On Mon, Nov 2, 2015 at 10:27 AM, Nuria Ruiz nuria@wikimedia.org wrote:
Team:
Please take a look at Mediawiki API data needs, they made a nice wiki page for us to understand what type of data do they need.
https://www.mediawiki.org/wiki/User:BDavis_%28WMF%29/Projects/Action_API_req...
We already talked with them about using our user_agent data on wmf table so they can start on those reports right away so you might see some oozie CRs on that regard. Please have in mind that API folks need raw user agents (as every API client should have a unique one) rather than processed ones.
I've updated the wiki page with some refined ideas and now have a short section at the end that gives some really rough numbers that I've taken from the existing wmf.webrequests data for 2015-11-01.

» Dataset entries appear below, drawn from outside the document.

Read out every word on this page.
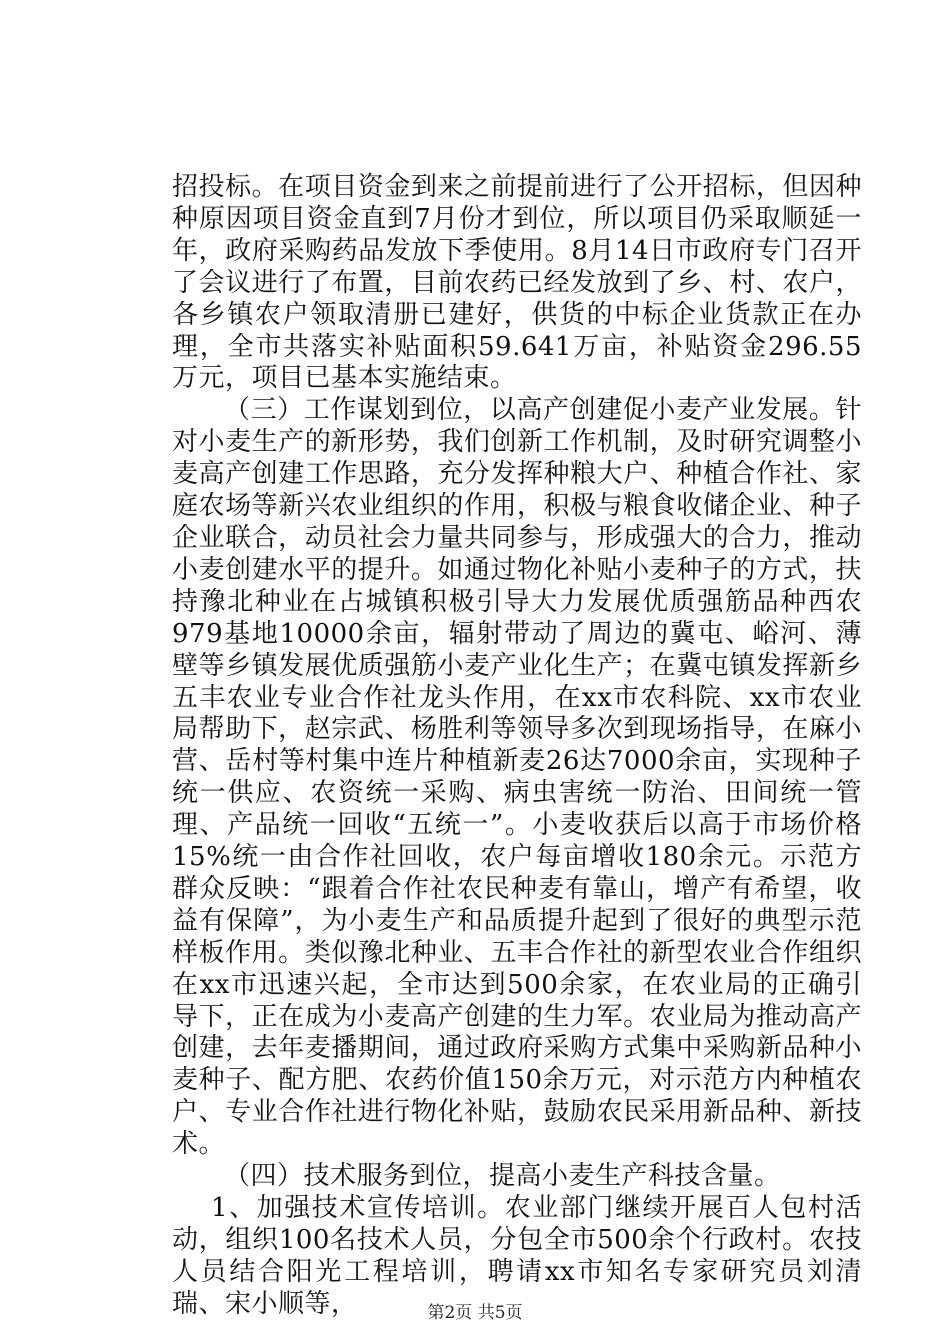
招投标。在项目资金到来之前提前进行了公开招标，但因种种原因项目资金直到7月份才到位，所以项目仍采取顺延一年，政府采购药品发放下季使用。8月14日市政府专门召开了会议进行了布置，目前农药已经发放到了乡、村、农户，各乡镇农户领取清册已建好，供货的中标企业货款正在办理，全市共落实补贴面积59.641万亩，补贴资金296.55万元，项目已基本实施结束。

（三）工作谋划到位，以高产创建促小麦产业发展。针对小麦生产的新形势，我们创新工作机制，及时研究调整小麦高产创建工作思路，充分发挥种粮大户、种植合作社、家庭农场等新兴农业组织的作用，积极与粮食收储企业、种子企业联合，动员社会力量共同参与，形成强大的合力，推动小麦创建水平的提升。如通过物化补贴小麦种子的方式，扶持豫北种业在占城镇积极引导大力发展优质强筋品种西农979基地10000余亩，辐射带动了周边的冀屯、峪河、薄壁等乡镇发展优质强筋小麦产业化生产；在冀屯镇发挥新乡五丰农业专业合作社龙头作用，在xx市农科院、xx市农业局帮助下，赵宗武、杨胜利等领导多次到现场指导，在麻小营、岳村等村集中连片种植新麦26达7000余亩，实现种子统一供应、农资统一采购、病虫害统一防治、田间统一管理、产品统一回收“五统一”。小麦收获后以高于市场价格15%统一由合作社回收，农户每亩增收180余元。示范方群众反映：“跟着合作社农民种麦有靠山，增产有希望，收益有保障”，为小麦生产和品质提升起到了很好的典型示范样板作用。类似豫北种业、五丰合作社的新型农业合作组织在xx市迅速兴起，全市达到500余家，在农业局的正确引导下，正在成为小麦高产创建的生力军。农业局为推动高产创建，去年麦播期间，通过政府采购方式集中采购新品种小麦种子、配方肥、农药价值150余万元，对示范方内种植农户、专业合作社进行物化补贴，鼓励农民采用新品种、新技术。

（四）技术服务到位，提高小麦生产科技含量。

1、加强技术宣传培训。农业部门继续开展百人包村活动，组织100名技术人员，分包全市500余个行政村。农技人员结合阳光工程培训，聘请xx市知名专家研究员刘清瑞、宋小顺等，	第2页 共5页
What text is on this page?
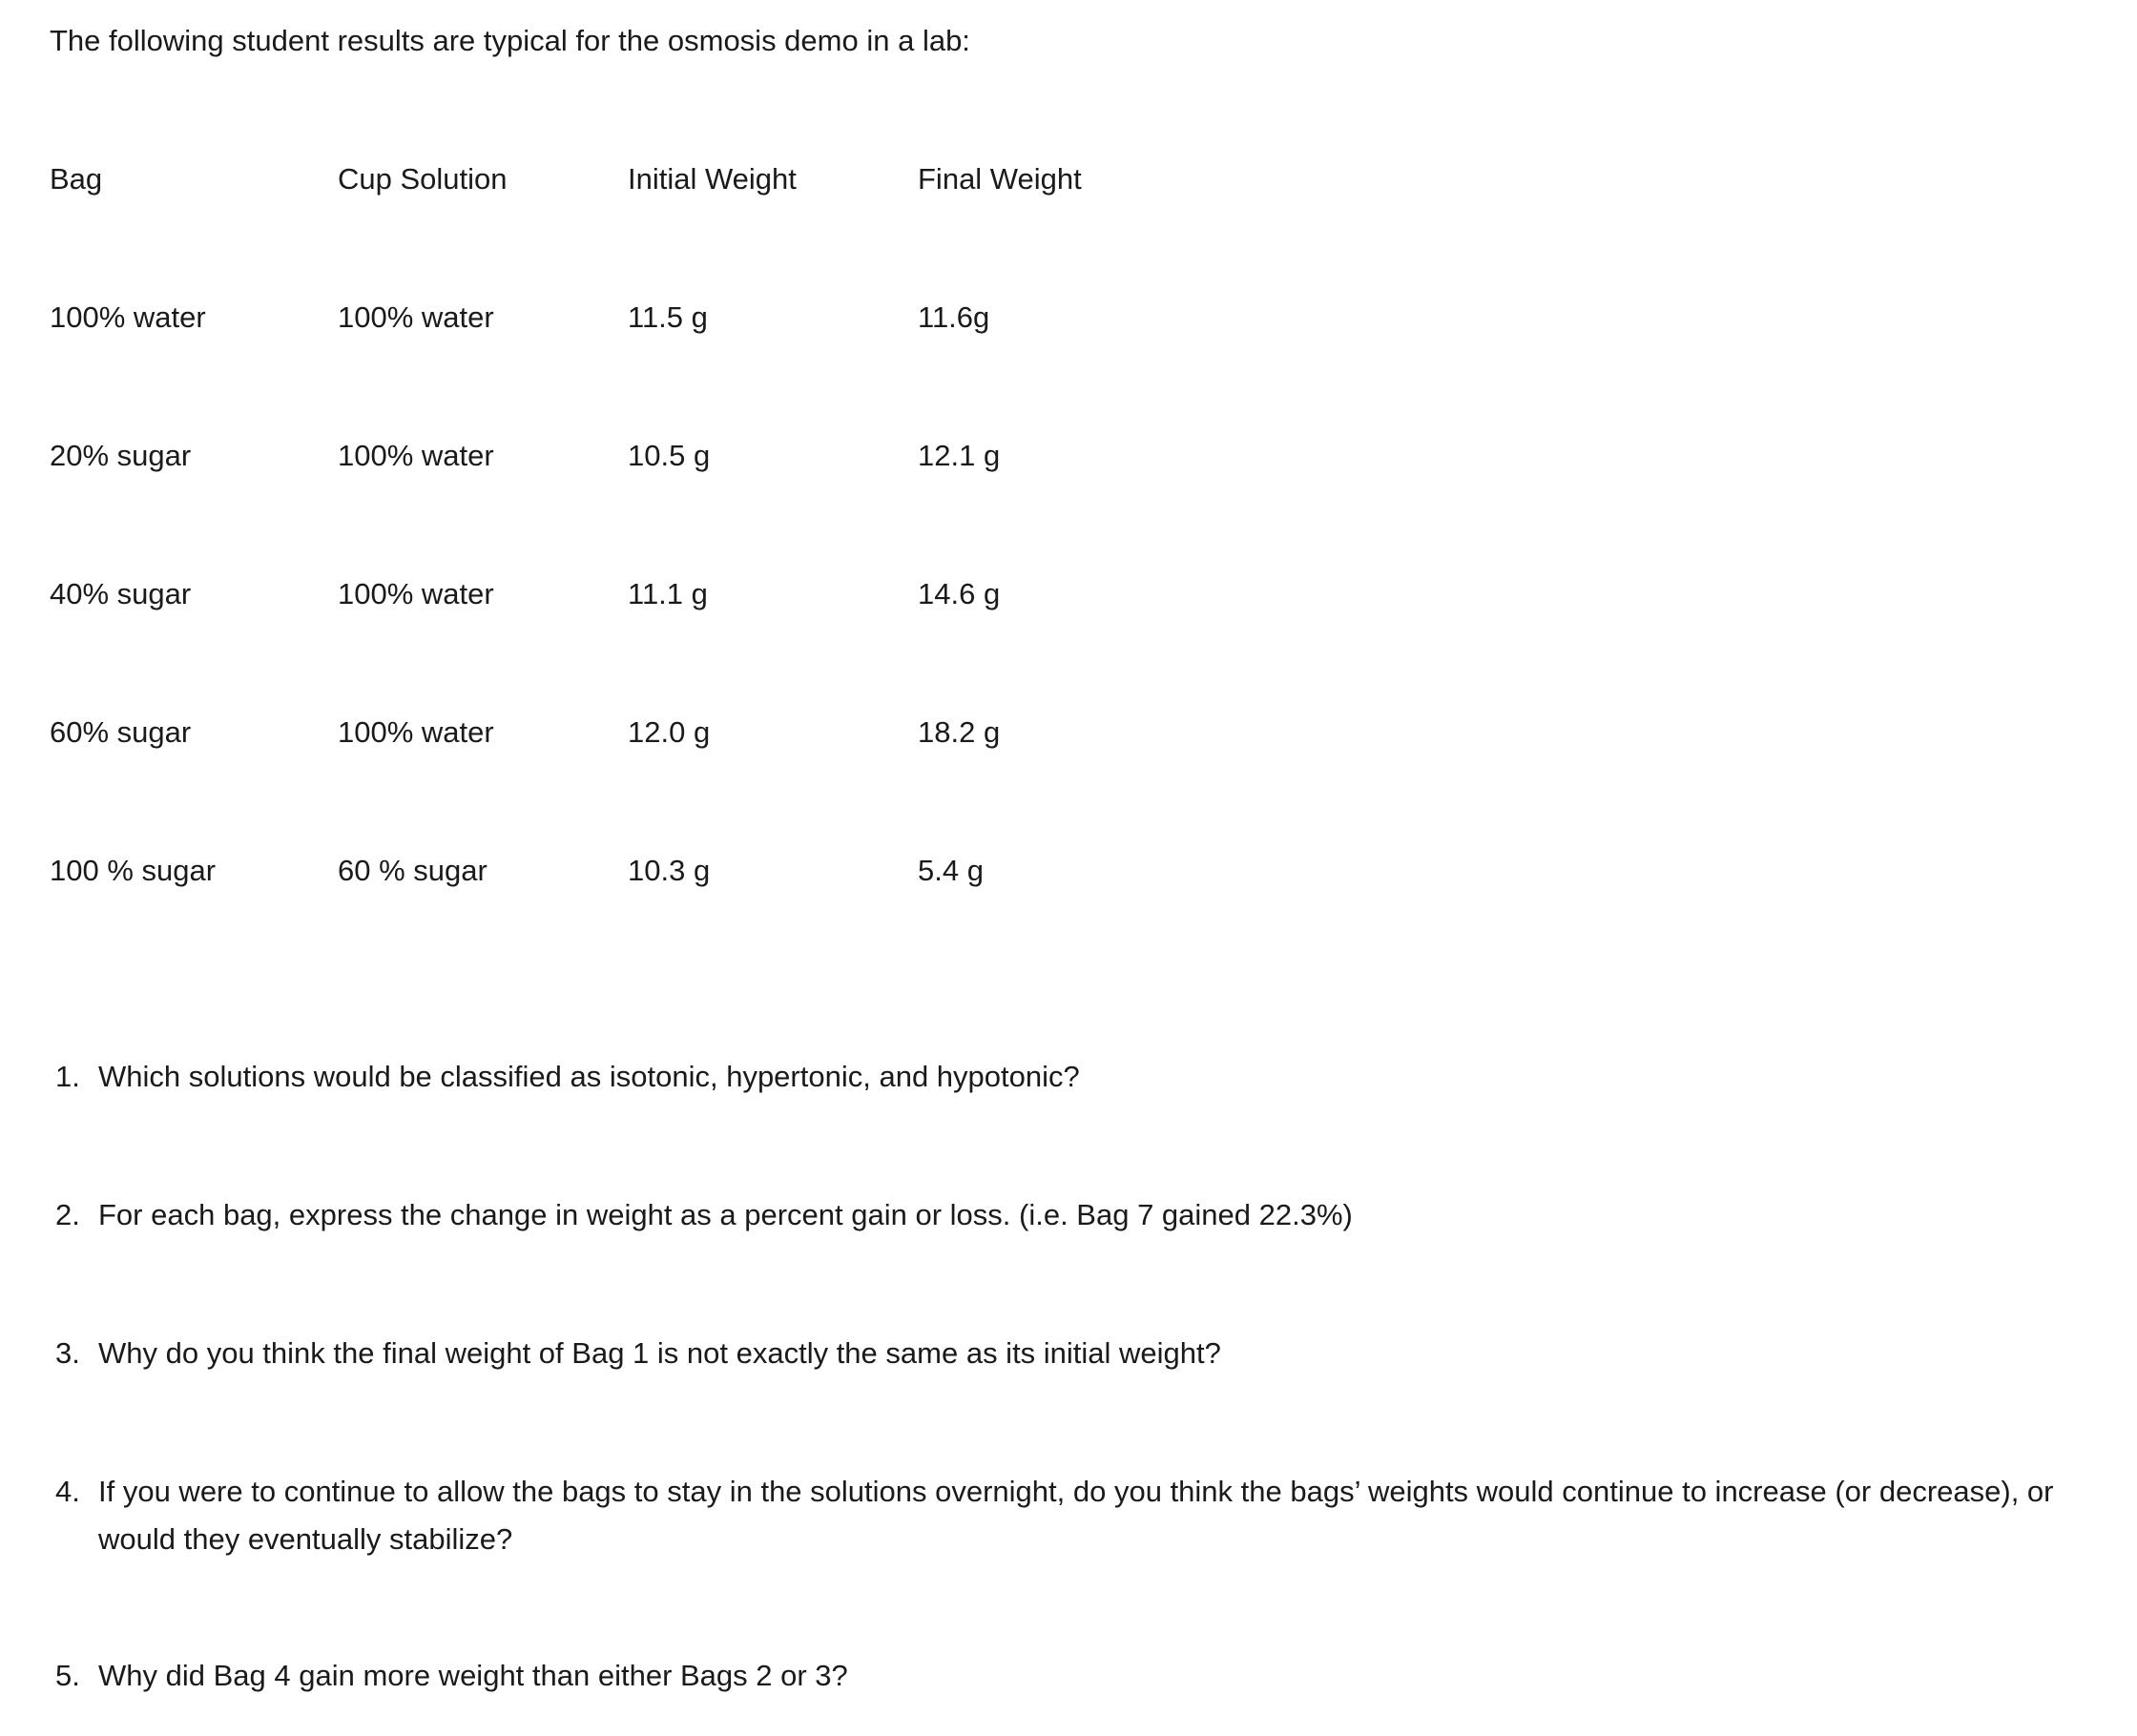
The following student results are typical for the osmosis demo in a lab:
Bag	Cup Solution	Initial Weight	Final Weight
100% water	100% water	11.5 g	11.6g
20% sugar	100% water	10.5 g	12.1 g
40% sugar	100% water	11.1 g	14.6 g
60% sugar	100% water	12.0 g	18.2 g
100 % sugar	60 % sugar	10.3 g	5.4 g
1. Which solutions would be classified as isotonic, hypertonic, and hypotonic?
2. For each bag, express the change in weight as a percent gain or loss. (i.e. Bag 7 gained 22.3%)
3. Why do you think the final weight of Bag 1 is not exactly the same as its initial weight?
4. If you were to continue to allow the bags to stay in the solutions overnight, do you think the bags’ weights would continue to increase (or decrease), or would they eventually stabilize?
5. Why did Bag 4 gain more weight than either Bags 2 or 3?
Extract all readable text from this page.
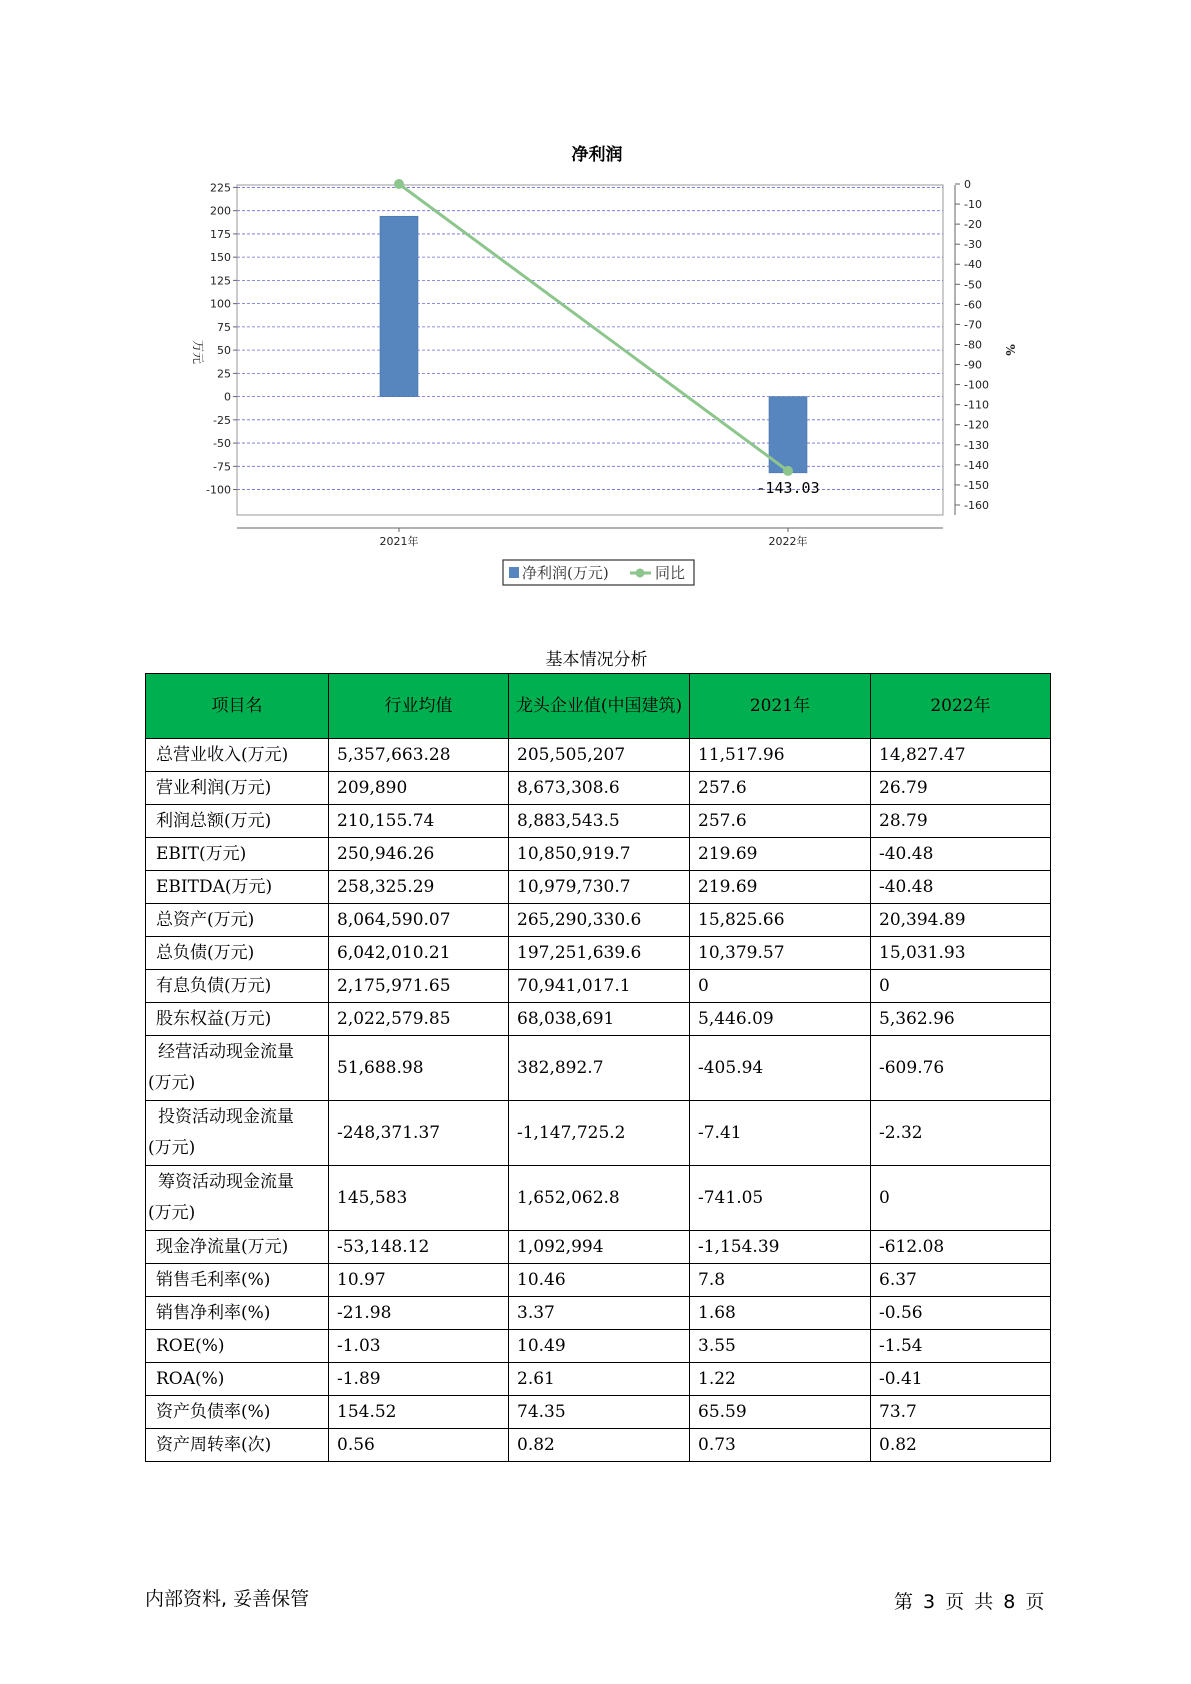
净利润
225
200
175
150
125
100
75
50
25
0
-25
-50
-75
-100
0
-10
-20
-30
-40
-50
-60
-70
-80
-90
-100
-110
-120
-130
-140
-150
-160
-143.03
2021年	2022年
万元	%
净利润(万元)	同比
基本情况分析
项目名	行业均值	龙头企业值(中国建筑)	2021年	2022年
总营业收入(万元)	5,357,663.28	205,505,207	11,517.96	14,827.47
营业利润(万元)	209,890	8,673,308.6	257.6	26.79
利润总额(万元)	210,155.74	8,883,543.5	257.6	28.79
EBIT(万元)	250,946.26	10,850,919.7	219.69	-40.48
EBITDA(万元)	258,325.29	10,979,730.7	219.69	-40.48
总资产(万元)	8,064,590.07	265,290,330.6	15,825.66	20,394.89
总负债(万元)	6,042,010.21	197,251,639.6	10,379.57	15,031.93
有息负债(万元)	2,175,971.65	70,941,017.1	0	0
股东权益(万元)	2,022,579.85	68,038,691	5,446.09	5,362.96

经营活动现金流量
(万元)	51,688.98	382,892.7	-405.94	-609.76

投资活动现金流量
(万元)	-248,371.37	-1,147,725.2	-7.41	-2.32

筹资活动现金流量
(万元)	145,583	1,652,062.8	-741.05	0
现金净流量(万元)	-53,148.12	1,092,994	-1,154.39	-612.08
销售毛利率(%)	10.97	10.46	7.8	6.37
销售净利率(%)	-21.98	3.37	1.68	-0.56
ROE(%)	-1.03	10.49	3.55	-1.54
ROA(%)	-1.89	2.61	1.22	-0.41
资产负债率(%)	154.52	74.35	65.59	73.7
资产周转率(次)	0.56	0.82	0.73	0.82
内部资料, 妥善保管	第 3 页 共 8 页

Some interesting things there at least for me and the people I've shared these early findings with:
* api.php gets hit 450M+ times a day by 300K+ distinct user-agents * 65 user-agents each make >1M requests per day * The top user-agent is no user agent at all (missing/empty header) * Only 1% of Action API traffic comes from WMF servers (excluding labs) * The existing ua based classification of "spider" misses a lot of user-agents that are obviously bots * We have a lot of API consumers that are violating the posted policy of using a unique ua for requests
I have a couple of small patches up for review [0][1] to introduce a new UDF that can be used to classify an IP address as coming from an internal, external or labs host. I hope to have some oozie and hive scripts for review by the end of next week.
[0]: https://gerrit.wikimedia.org/r/#/c/253045/ [1]: https://gerrit.wikimedia.org/r/#/c/253046/
Bryan